Abstract :
[en] Hydraulic models available in literature are unsuccessful in simulating accurately and efficiently environmental flows characterized by the presence of both air–water interactions and free-surface/pressurized transitions (aka mixed flows). The purpose of this paper is thus to fill this knowledge gap by developing a unified one-dimensional mathematical model describing free-surface, pressurized and mixed flows with air–water interactions. This work is part of a general research project which aims at establishing a unified mathematical model suitable to describe the vast majority of flows likely to appear in civil and environmental engineering (pure water flows, sediment transport, pollutant transport, aerated flows. . .). In order to tackle this problem, our original methodology consists in both time- and spaceaveraging the Local Instant Formulation, which includes field equations for each phase taken separately and jump conditions, over a flow cross-section involving a free-surface. Subsequently, applicability of the model is extended to pressurized flows as well. The first key result is an original 1D homogeneous Equilibrium Model which describes two-phase free-surface flows. It is proven to be fundamentally multiphase, to take into account scale heterogeneities of environmental flow and to be very easy to solve.

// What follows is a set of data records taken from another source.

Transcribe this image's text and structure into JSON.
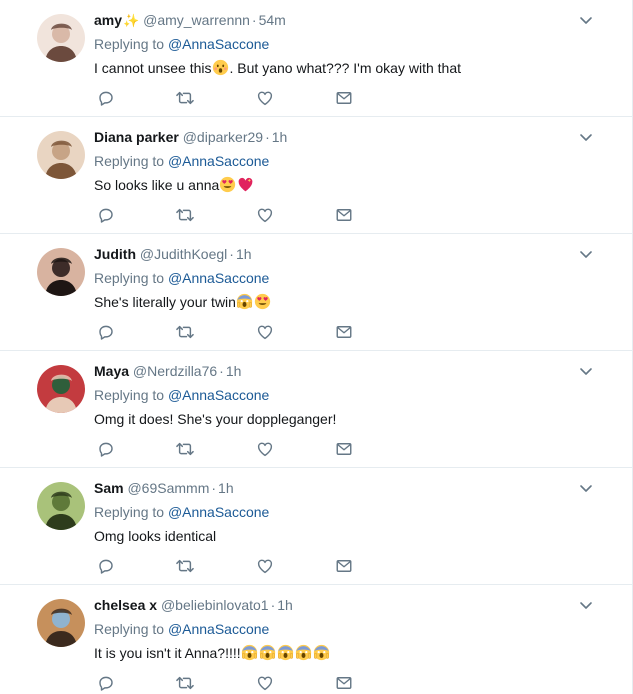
{
  "colors": {
    "accent": "#1c5a96",
    "secondary_text": "#657786",
    "icon": "#657786",
    "divider": "#e6ecf0"
  },
  "reply_label": "Replying to",
  "reply_target": "@AnnaSaccone",
  "icons": {
    "reply": "reply-icon",
    "retweet": "retweet-icon",
    "like": "heart-icon",
    "dm": "envelope-icon",
    "more": "chevron-down-icon"
  },
  "tweets": [
    {
      "fullname": "amy",
      "has_sparkle": true,
      "sparkle": "✨",
      "username": "@amy_warrennn",
      "time": "54m",
      "text_before": "I cannot unsee this",
      "emojis": [
        "astonished-face"
      ],
      "text_after": ". But yano what??? I'm okay with that",
      "avatar_colors": [
        "#d9b9a8",
        "#f1e4dc",
        "#6b4a3e"
      ]
    },
    {
      "fullname": "Diana parker",
      "username": "@diparker29",
      "time": "1h",
      "text_before": "So looks like u anna",
      "emojis": [
        "heart-eyes-face",
        "sparkling-heart"
      ],
      "text_after": "",
      "avatar_colors": [
        "#c7a486",
        "#e9d5c2",
        "#7d5638"
      ]
    },
    {
      "fullname": "Judith",
      "username": "@JudithKoegl",
      "time": "1h",
      "text_before": "She's literally your twin",
      "emojis": [
        "screaming-face",
        "heart-eyes-face"
      ],
      "text_after": "",
      "avatar_colors": [
        "#3d2c29",
        "#d8b3a0",
        "#1e1614"
      ]
    },
    {
      "fullname": "Maya",
      "username": "@Nerdzilla76",
      "time": "1h",
      "text_before": "Omg it does! She's your doppleganger!",
      "emojis": [],
      "text_after": "",
      "avatar_colors": [
        "#2f5e3b",
        "#c33b3f",
        "#e7c9b6"
      ]
    },
    {
      "fullname": "Sam",
      "username": "@69Sammm",
      "time": "1h",
      "text_before": "Omg looks identical",
      "emojis": [],
      "text_after": "",
      "avatar_colors": [
        "#5f7a3a",
        "#a9c27a",
        "#2e3c1c"
      ]
    },
    {
      "fullname": "chelsea x",
      "username": "@beliebinlovato1",
      "time": "1h",
      "text_before": "It is you isn't it Anna?!!!!",
      "emojis": [
        "screaming-face",
        "screaming-face",
        "screaming-face",
        "screaming-face",
        "screaming-face"
      ],
      "text_after": "",
      "avatar_colors": [
        "#8fb3cf",
        "#c6905c",
        "#3b2a1e"
      ]
    }
  ]
}
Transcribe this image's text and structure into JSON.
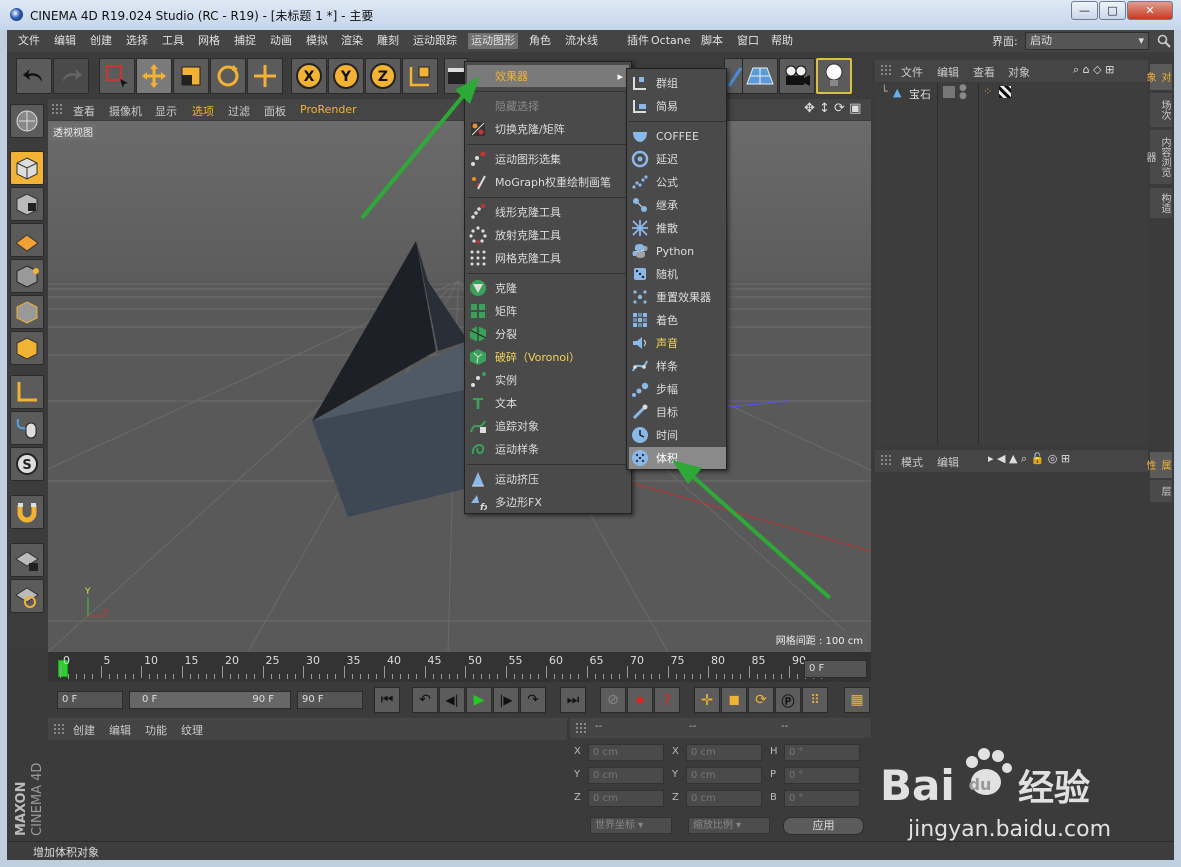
{
  "window": {
    "title": "CINEMA 4D R19.024 Studio (RC - R19) - [未标题 1 *] - 主要",
    "minimize": "—",
    "maximize": "□",
    "close": "✕"
  },
  "menubar": {
    "items": [
      "文件",
      "编辑",
      "创建",
      "选择",
      "工具",
      "网格",
      "捕捉",
      "动画",
      "模拟",
      "渲染",
      "雕刻",
      "运动跟踪",
      "运动图形",
      "角色",
      "流水线",
      "插件",
      "Octane",
      "脚本",
      "窗口",
      "帮助"
    ],
    "active": "运动图形",
    "layout_label": "界面:",
    "layout_value": "启动"
  },
  "viewport": {
    "menu": [
      "查看",
      "摄像机",
      "显示",
      "选项",
      "过滤",
      "面板",
      "ProRender"
    ],
    "label": "透视视图",
    "grid_spacing": "网格间距 : 100 cm"
  },
  "timeline": {
    "ticks": [
      "0",
      "5",
      "10",
      "15",
      "20",
      "25",
      "30",
      "35",
      "40",
      "45",
      "50",
      "55",
      "60",
      "65",
      "70",
      "75",
      "80",
      "85",
      "90"
    ],
    "current_frame": "0 F"
  },
  "playback": {
    "start": "0 F",
    "range_start": "0 F",
    "range_end": "90 F",
    "end": "90 F"
  },
  "material": {
    "menu": [
      "创建",
      "编辑",
      "功能",
      "纹理"
    ]
  },
  "coords": {
    "header": [
      "--",
      "--",
      "--"
    ],
    "rows": [
      {
        "a": "X",
        "av": "0 cm",
        "b": "X",
        "bv": "0 cm",
        "c": "H",
        "cv": "0 °"
      },
      {
        "a": "Y",
        "av": "0 cm",
        "b": "Y",
        "bv": "0 cm",
        "c": "P",
        "cv": "0 °"
      },
      {
        "a": "Z",
        "av": "0 cm",
        "b": "Z",
        "bv": "0 cm",
        "c": "B",
        "cv": "0 °"
      }
    ],
    "world": "世界坐标",
    "scale": "缩放比例",
    "apply": "应用"
  },
  "status": "增加体积对象",
  "objects_panel": {
    "menu": [
      "文件",
      "编辑",
      "查看",
      "对象"
    ],
    "object_name": "宝石"
  },
  "attributes_panel": {
    "menu": [
      "模式",
      "编辑"
    ]
  },
  "right_tabs": [
    "对象",
    "场次",
    "内容浏览器",
    "构造",
    "属性",
    "层"
  ],
  "main_menu": {
    "items": [
      {
        "label": "效果器",
        "icon": "none-icon",
        "state": "highlight",
        "submenu": true
      },
      {
        "sep": true
      },
      {
        "label": "隐藏选择",
        "icon": "none-icon",
        "state": "disabled"
      },
      {
        "label": "切换克隆/矩阵",
        "icon": "toggle-clone-icon",
        "state": "normal"
      },
      {
        "sep": true
      },
      {
        "label": "运动图形选集",
        "icon": "mograph-selection-icon",
        "state": "normal"
      },
      {
        "label": "MoGraph权重绘制画笔",
        "icon": "weight-brush-icon",
        "state": "normal"
      },
      {
        "sep": true
      },
      {
        "label": "线形克隆工具",
        "icon": "linear-clone-icon",
        "state": "normal"
      },
      {
        "label": "放射克隆工具",
        "icon": "radial-clone-icon",
        "state": "normal"
      },
      {
        "label": "网格克隆工具",
        "icon": "grid-clone-icon",
        "state": "normal"
      },
      {
        "sep": true
      },
      {
        "label": "克隆",
        "icon": "cloner-icon",
        "state": "normal"
      },
      {
        "label": "矩阵",
        "icon": "matrix-icon",
        "state": "normal"
      },
      {
        "label": "分裂",
        "icon": "fracture-icon",
        "state": "normal"
      },
      {
        "label": "破碎（Voronoi）",
        "icon": "voronoi-icon",
        "state": "yellow"
      },
      {
        "label": "实例",
        "icon": "instance-icon",
        "state": "normal"
      },
      {
        "label": "文本",
        "icon": "text-icon",
        "state": "normal"
      },
      {
        "label": "追踪对象",
        "icon": "tracer-icon",
        "state": "normal"
      },
      {
        "label": "运动样条",
        "icon": "mospline-icon",
        "state": "normal"
      },
      {
        "sep": true
      },
      {
        "label": "运动挤压",
        "icon": "moextrude-icon",
        "state": "normal"
      },
      {
        "label": "多边形FX",
        "icon": "polyfx-icon",
        "state": "normal"
      }
    ]
  },
  "effector_menu": {
    "items": [
      {
        "label": "群组",
        "icon": "group-effector-icon",
        "state": "normal"
      },
      {
        "label": "简易",
        "icon": "plain-effector-icon",
        "state": "normal"
      },
      {
        "sep": true
      },
      {
        "label": "COFFEE",
        "icon": "coffee-effector-icon",
        "state": "normal"
      },
      {
        "label": "延迟",
        "icon": "delay-effector-icon",
        "state": "normal"
      },
      {
        "label": "公式",
        "icon": "formula-effector-icon",
        "state": "normal"
      },
      {
        "label": "继承",
        "icon": "inheritance-effector-icon",
        "state": "normal"
      },
      {
        "label": "推散",
        "icon": "push-apart-effector-icon",
        "state": "normal"
      },
      {
        "label": "Python",
        "icon": "python-effector-icon",
        "state": "normal"
      },
      {
        "label": "随机",
        "icon": "random-effector-icon",
        "state": "normal"
      },
      {
        "label": "重置效果器",
        "icon": "reeffector-icon",
        "state": "normal"
      },
      {
        "label": "着色",
        "icon": "shader-effector-icon",
        "state": "normal"
      },
      {
        "label": "声音",
        "icon": "sound-effector-icon",
        "state": "yellow"
      },
      {
        "label": "样条",
        "icon": "spline-effector-icon",
        "state": "normal"
      },
      {
        "label": "步幅",
        "icon": "step-effector-icon",
        "state": "normal"
      },
      {
        "label": "目标",
        "icon": "target-effector-icon",
        "state": "normal"
      },
      {
        "label": "时间",
        "icon": "time-effector-icon",
        "state": "normal"
      },
      {
        "label": "体积",
        "icon": "volume-effector-icon",
        "state": "selected"
      }
    ]
  },
  "colors": {
    "accent": "#f2b233",
    "arrow": "#2ea836",
    "panel": "#3b3b3b"
  },
  "watermark": {
    "brand_left": "Bai",
    "brand_right": "经验",
    "url": "jingyan.baidu.com"
  }
}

Next, applicability of this free-surface model is extended to pressurized flows by using the classical Preissmann slot concept. A second key result here is the introduction of an original negative Preissmann slot to simulate sub-atmospheric pressurized flows. The model is then closed by using constitutive equations suitable for air–water flows. Finally, this mathematical model is discretised by means of a finite volume scheme and validated by comparison with experimental results from a physical model in the case of a steady flow in a large scale gallery.